The Heartland Institute is distributing a handbook for deniers of global warming. Spoiler alert: The book’s message is to dismantle the EPA.

“Rooster” is a thinly veiled euphemism for Chicken Little. It comes from a story about a 19th-century tribe that self-destructs out of fear of colonization. To author Rael Jean Isaac, this primitive South African tribe represents modern-day believers in the threats of human-caused climate change, led by the “environmental movement” and “media elite” who are in league to drive up the costs of energy and siphon taxpayer subsidies into private hands.
The Xhosa tribe’s tale ironically fits the culture of climate change skeptics much better. The tribe killed all of its cattle and destroyed its food and crops, on the baseless advice of its witch doctors. Instead of taking action to prevent or mitigate the incursion of evil (British invaders), the tribe believed an irrational few, whose advice led to the demise of its people.
Roosters of the Apocalypse compiles the usual evidence against climate action, even those arguments that are outdated, into one handy guide. Confirmation bias — the tendency to look for evidence in support of existing beliefs, and to ignore or misinterpret evidence to the contrary — is the daily bread of those who defend a destructive but self-enriching status quo.
The author relies heavily on scandals such as Climategate and Solyndra that have long since been put into perspective. She tosses in the question of preindustrial warming, the mysterious failure of Antarctic ice to melt, Al Gore’s hypocrisy, the argument that carbon dioxide is benign, and the suggestion that global warming is actually good for us. Seek and ye shall find.

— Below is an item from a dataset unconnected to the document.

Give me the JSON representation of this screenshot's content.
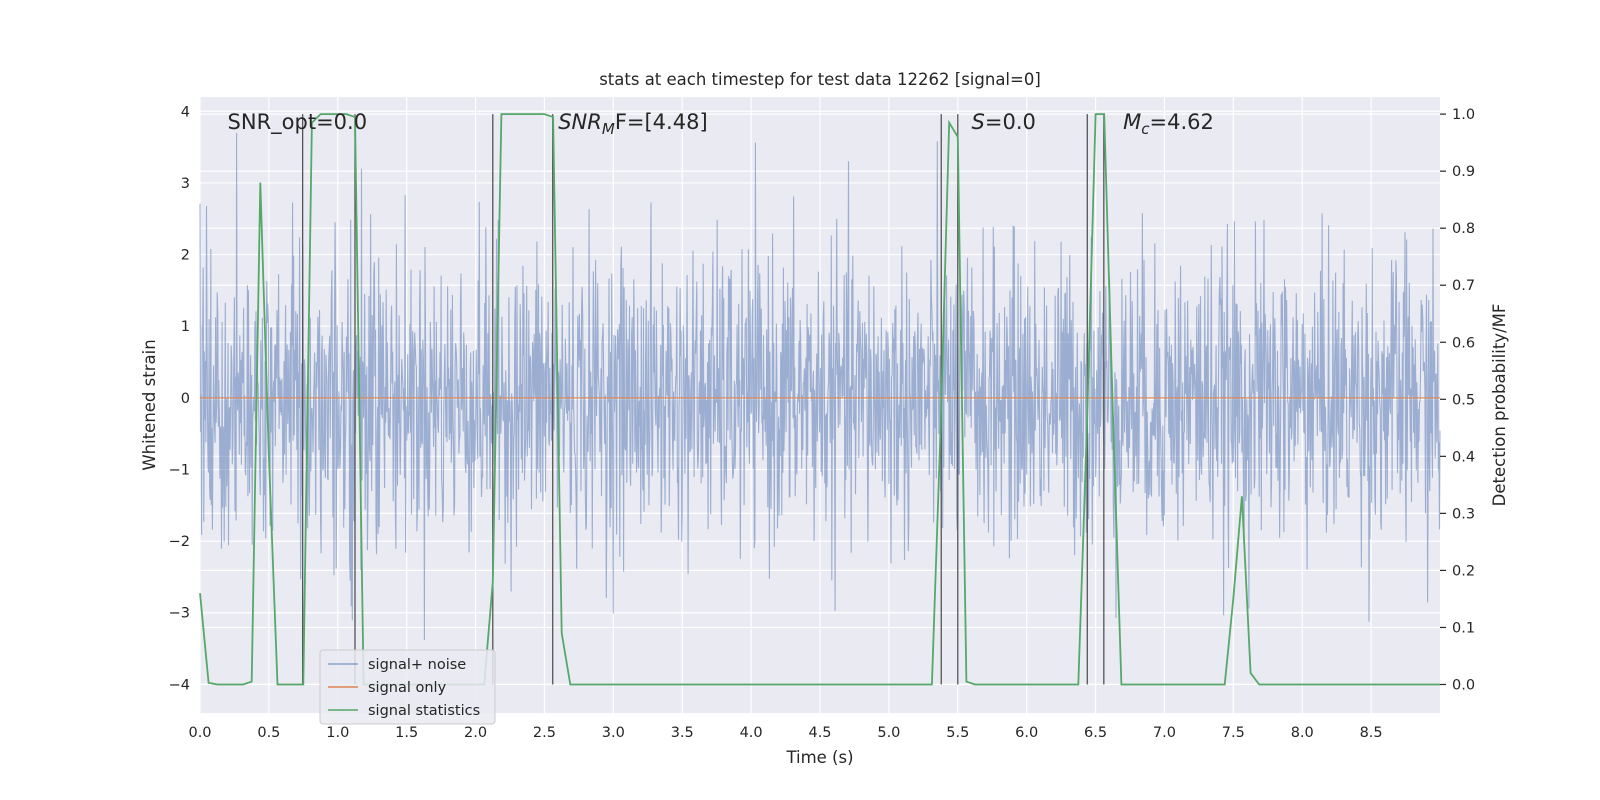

By way of proof, Isaac frequently cites third parties rather than original sources, primarily referencing a handful of other authors of denial books and blogs. So much of the book is literally self-referential that the footnotes are amusing reading in their own right. Isaac cites her own works and other Heartland Institute publications at least 40 times in the book’s 88 pages.
In chapter 7, “Confronting Global Warming Roosters,” I expected to find marching orders for deniers. But the author basically confesses that “tangling with the environmental lobby and its reflexive media allies” is hopeless at the moment. Instead she suggests reasons to dismantle the “overreaching” U.S. Environmental Protection Agency because: “In short, the EPA is staking out its right to regulate everything we do on the ecological principle that ‘everything is connected to everything else.'”

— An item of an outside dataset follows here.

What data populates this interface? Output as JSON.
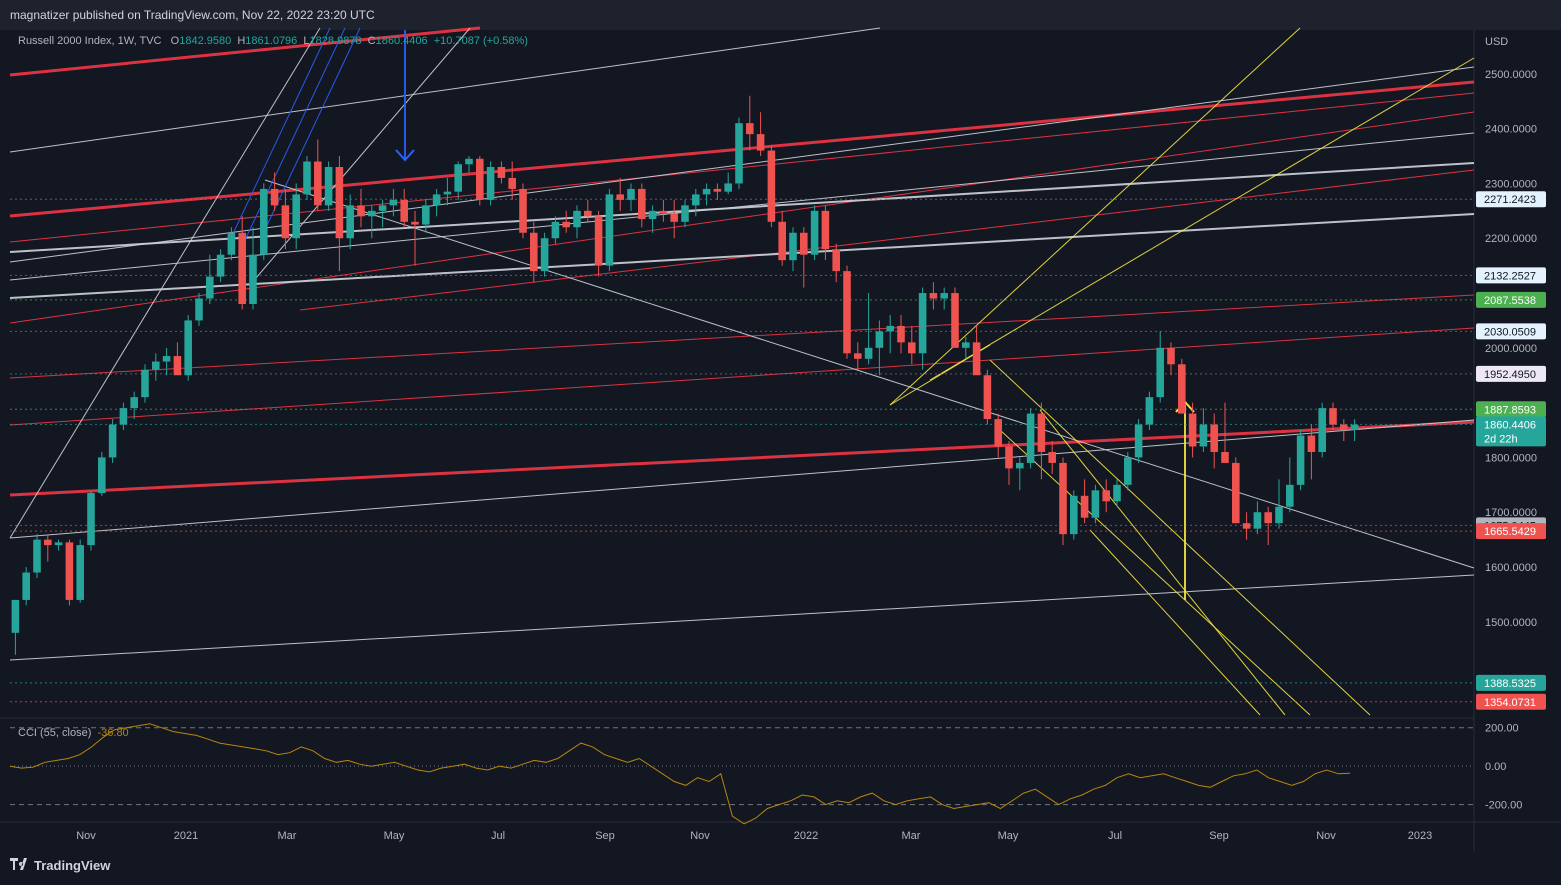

Just because you’re paranoid doesn’t mean they’re not after you. Hundreds of qualified climate scientists, the majority of them, publishing reams of peer-reviewed studies, have a point: The sky could actually be falling.
Author: Rael Jean Isaac has a Ph.D. in sociology from the City University of New York. Her M.A. is in English literature. This is her sixth book.

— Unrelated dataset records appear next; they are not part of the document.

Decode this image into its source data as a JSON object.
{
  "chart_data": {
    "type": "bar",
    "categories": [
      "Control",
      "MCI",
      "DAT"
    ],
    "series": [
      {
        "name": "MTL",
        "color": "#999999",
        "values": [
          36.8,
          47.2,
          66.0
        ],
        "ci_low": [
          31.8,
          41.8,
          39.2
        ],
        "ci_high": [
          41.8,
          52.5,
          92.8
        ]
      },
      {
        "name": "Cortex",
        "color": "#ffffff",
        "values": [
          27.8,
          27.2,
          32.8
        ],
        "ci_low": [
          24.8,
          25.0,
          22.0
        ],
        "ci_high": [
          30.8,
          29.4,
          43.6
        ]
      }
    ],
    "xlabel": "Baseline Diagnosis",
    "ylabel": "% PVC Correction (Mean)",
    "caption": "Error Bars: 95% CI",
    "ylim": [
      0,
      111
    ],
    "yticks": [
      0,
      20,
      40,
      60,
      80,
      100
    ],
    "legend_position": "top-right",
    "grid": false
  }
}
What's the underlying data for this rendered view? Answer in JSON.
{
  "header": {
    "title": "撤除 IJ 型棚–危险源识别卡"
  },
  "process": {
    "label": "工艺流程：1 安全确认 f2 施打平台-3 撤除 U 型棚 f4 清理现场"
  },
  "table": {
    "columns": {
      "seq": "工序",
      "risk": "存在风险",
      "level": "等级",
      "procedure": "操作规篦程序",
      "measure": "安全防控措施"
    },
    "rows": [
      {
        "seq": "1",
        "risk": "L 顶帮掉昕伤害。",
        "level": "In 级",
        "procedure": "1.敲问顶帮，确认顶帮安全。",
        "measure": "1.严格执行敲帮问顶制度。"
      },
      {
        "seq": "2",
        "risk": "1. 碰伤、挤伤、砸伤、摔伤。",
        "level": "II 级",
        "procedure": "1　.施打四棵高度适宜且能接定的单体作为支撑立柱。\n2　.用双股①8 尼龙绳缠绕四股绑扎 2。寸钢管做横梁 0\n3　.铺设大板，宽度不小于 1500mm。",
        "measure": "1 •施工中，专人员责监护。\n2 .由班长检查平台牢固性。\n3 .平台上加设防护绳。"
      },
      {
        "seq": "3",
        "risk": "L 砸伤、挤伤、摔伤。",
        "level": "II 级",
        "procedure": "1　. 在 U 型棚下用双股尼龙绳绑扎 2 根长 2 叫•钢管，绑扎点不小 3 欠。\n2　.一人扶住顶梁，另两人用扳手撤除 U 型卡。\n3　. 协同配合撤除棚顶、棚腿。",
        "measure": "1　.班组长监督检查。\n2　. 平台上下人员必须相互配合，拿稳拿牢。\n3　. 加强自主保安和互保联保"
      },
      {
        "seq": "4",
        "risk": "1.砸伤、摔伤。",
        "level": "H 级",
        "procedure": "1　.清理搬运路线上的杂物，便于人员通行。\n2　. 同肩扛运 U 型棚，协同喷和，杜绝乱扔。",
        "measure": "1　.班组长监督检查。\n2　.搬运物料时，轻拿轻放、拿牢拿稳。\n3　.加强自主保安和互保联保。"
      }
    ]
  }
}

Publisher: The Heartland Institute is a nonprofit think tank that promotes climate change skepticism. Founded in 1984 by Chicago investor David H. Padden, the Heartland Institute seeks to influence policies that have national and international impact. It does not disclose its donors, but recently leaked documents imply ties to several companies. Some of the companies identified have since announced that they will halt their funding. Despite Heartland’s 501(c)(3) status, it claims to have more than 200 elected officials at its service and that it “contacts more elected officials, more often, than any other think tank in the United States.”
Roosters of the Apocalypse: How the Junk Science of Global Warming Nearly Bankrupted the Western World by Rael Jean Isaac. February 24, 2012. Paperback. 113 pages. ISBN 1934791377.
Book reviews in Energy Priorities express the opinions of the reviewers.
Denis DuBois writes “The author relies heavily on scandals such as Climategate and Solyndra that have long since been put into perspective. ” A more accurate statement would be “The author mentions scandals such as Climategate and Solyndra that the apocalyptic global warming believers desperately try to have us ignore”. Denis DuBois reminds me of the wizard of Oz telling Dorothy and her friends to “ignore that man behind the curtain”. Denis DuBois writes: “Hundreds of qualified climate scientists, the majority of them, publishing reams of peer-reviewed studies, have a point:” He completely ignores the suppression of publications by qualified climate scientists who disagree with global warming. He ignores the fact that such climate scientists can’t get funded. He ignores the fact that many of the global warming faithful are not qualified at all. In fact Denis DuBois ignores Dr. Isaacs book.